В лучшем случае (в худшем мы пускаемся на примитивнейший обман), если мы теоретически допускаем будущее, мы расширяем обманчивое настоящее до неимоверных размеров, вынуждая его охватывать любое количество времени со всем имуществом знаемого, предчувствуемого и предвосхищаемого. В лучшем случае «будущее» — представление о гипотетическом настоящем, основанное на нашем опыте последовательности, на нашей вере в логику и привычку. На самом деле, разумеется, наши надежды не более способны сделать «будущее» существующим, чем наши сетования — изменить Прошлое. У последнего по крайней мере есть вкус, цвет, запах нашего индивидуального бытия. В каждый данный момент оно являет собой бесконечность множащихся возможностей. Любая заданная схема могла бы зачеркнуть само представление о времени (тут таблетка дохнула первым своим облачком). Неизвестное, еще не изведанное и не ожидаемое, все грандиозные «иксы» взаимопересечения — представляют собой неотъемлемые части человеческой жизни. Заданная схема, походя охолаживая восход, горячит лучи…

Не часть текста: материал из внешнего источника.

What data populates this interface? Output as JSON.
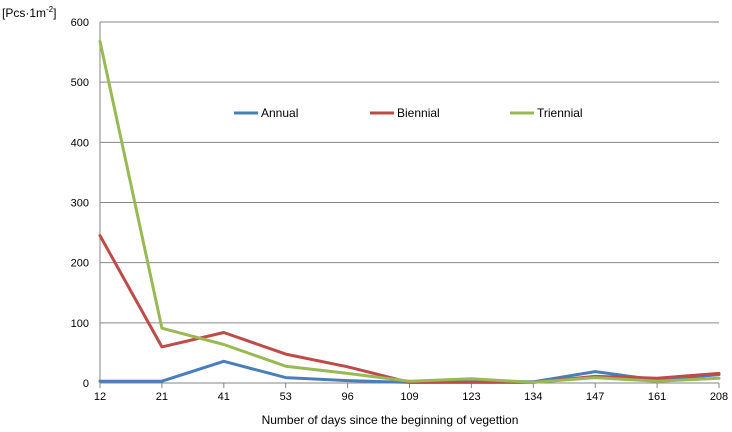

Начало сказываться действие таблетки. Он, совершив переоблачение в пижаму — серию неловких тыканий, полностью не довершенных, начатых как будто час назад, рухнул в постель. Ему снилось, что он читает лекцию в аудитории трансатлантического лайнера и что какой-то бродяга, видом напоминавший хитч-хайкера из Хильдена, нагло спрашивает, как, дескать, лектор объяснит, если во сне мы чувствуем, что не проснемся, не означает ли это непременно, что мы умерли, и если да, то будущее…
На рассвете с резким стоном он вскочил, весь дрожа: если сейчас ничего не предпринять, то он потеряет ее навсегда! И решил немедля выехать в Женеву, в «Манхэттен».
Его обрадовало возобновление гладких форм после недельного загаживания раструба унитаза до самого верха потоком черной жижи, что никакой водой не удавалось смыть. Воздействие оливкового масла в сочетании с итальянской конструкцией слива. Он побрился, принял ванну, быстро оделся. Не рано ли заказывать завтрак? Не позвонить ли ей в отель перед выездом? Или нанять аэроплан? Или, может, проще…
Створки балконной двери в его гостиной были распахнуты настежь. Полосы тумана все еще прочерчивали синеву гор в глубине за озером, но кое-где вершины уже золотились под безоблачной бирюзой небес. Четыре громадных грузовика прогрохотали один за другим. Он подошел к перилам балкона с мыслью: удовлетворил бы когда знакомый каприз шмякнуться вниз — смог бы? смог бы? Право же, как знать. Ниже этажом, совсем близко, стояла Ада, любуясь видом утра.
Он смотрел на ее бронзовые стриженые волосы, ее белую шею и руки, на бледные цветы ее тонкого пеньюара, на обнаженные ноги, серебряные пантофли на высоком каблучке. Задумчиво, юно, плотоядно она почесывала бок у верхушки правой ягодицы: ладорские розовые письмена на пергаменте в москитовых сумерках. Взгляни-ка наверх! Всеми своими цветами она потянулась к нему, сияя, величаво-царственным жестом повела рукой, предлагая ему эти горы, мглу и озеро с тремя лебедями.
Метнувшись с балкона, он спустился короткой винтовой лестницей на второй этаж. В низу живота засвербило сомнение: что если у нее не 410-й номер, как он предполагал, а 412-й или даже 414-й? Что будет, если она не сообразит, не выйдет к нему навстречу? Она сообразила, она вышла.